Jak was furious, he swore at everything ahead of him and overtook on double white lines up blind rises. In Swellendam he stopped with squealing tyres in front of the off-sales and bought a six-pack of beer, started drinking it immediately.
You didn’t even dare look back. You felt Agaat’s jaw jutting into your neck. Of all the summers of my life, you thought, this one is the ugliest. The hills were dry and dreadful, False Bay’s water flashed like steel when you crossed Sir Lowry’s Pass.
A curtain-raiser of lighter planes and gliders was in progress when you arrived. From far away you could already see the cars flashing in the sun, whole fields of them.
Can we please just try to find a little shade, you asked.
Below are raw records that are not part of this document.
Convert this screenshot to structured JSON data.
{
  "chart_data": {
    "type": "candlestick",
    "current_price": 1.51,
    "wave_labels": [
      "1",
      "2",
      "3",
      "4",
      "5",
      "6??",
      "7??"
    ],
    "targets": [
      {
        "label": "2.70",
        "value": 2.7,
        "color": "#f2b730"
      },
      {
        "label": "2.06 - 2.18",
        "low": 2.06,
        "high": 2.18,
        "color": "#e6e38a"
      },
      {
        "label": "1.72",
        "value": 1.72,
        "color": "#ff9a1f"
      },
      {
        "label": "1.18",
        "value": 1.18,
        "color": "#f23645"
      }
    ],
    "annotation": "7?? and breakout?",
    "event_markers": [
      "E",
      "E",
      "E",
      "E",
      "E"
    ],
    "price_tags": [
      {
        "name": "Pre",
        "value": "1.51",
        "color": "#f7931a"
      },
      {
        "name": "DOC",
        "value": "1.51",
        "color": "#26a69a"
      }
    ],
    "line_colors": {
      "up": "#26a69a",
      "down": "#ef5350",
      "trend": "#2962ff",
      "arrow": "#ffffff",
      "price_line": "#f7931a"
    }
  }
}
There was a separate entrance a long way further, a sandy road amongst the rooikrans bushes, the only greenery as far as the eye could see. You saw coloured people capering and dancing with bottles in the air when low-flying planes came by. You heard them holler, salacious comments for the helicopters that came and hovered on the spot in the air and double-decker Tiger Moths flying upside down. They were draped all over one another.
That’ll be the day that I’ll park my car for you amongst a crowd of drunken hotnots, Jak said, but we can drop her here so long, here amidst her family of the flats, then she can learn to speak a bit of Cape, will do her good, her sounding like the Farmer’s Weekly in an apron. Do you think one afternoon is enough for rehabilitation? If you could teach her, Milla, just imagine how quickly they’ll get on top of her.
That’s enough, you warned, but you knew it was in vain. This was Jak’s four-beer bravado.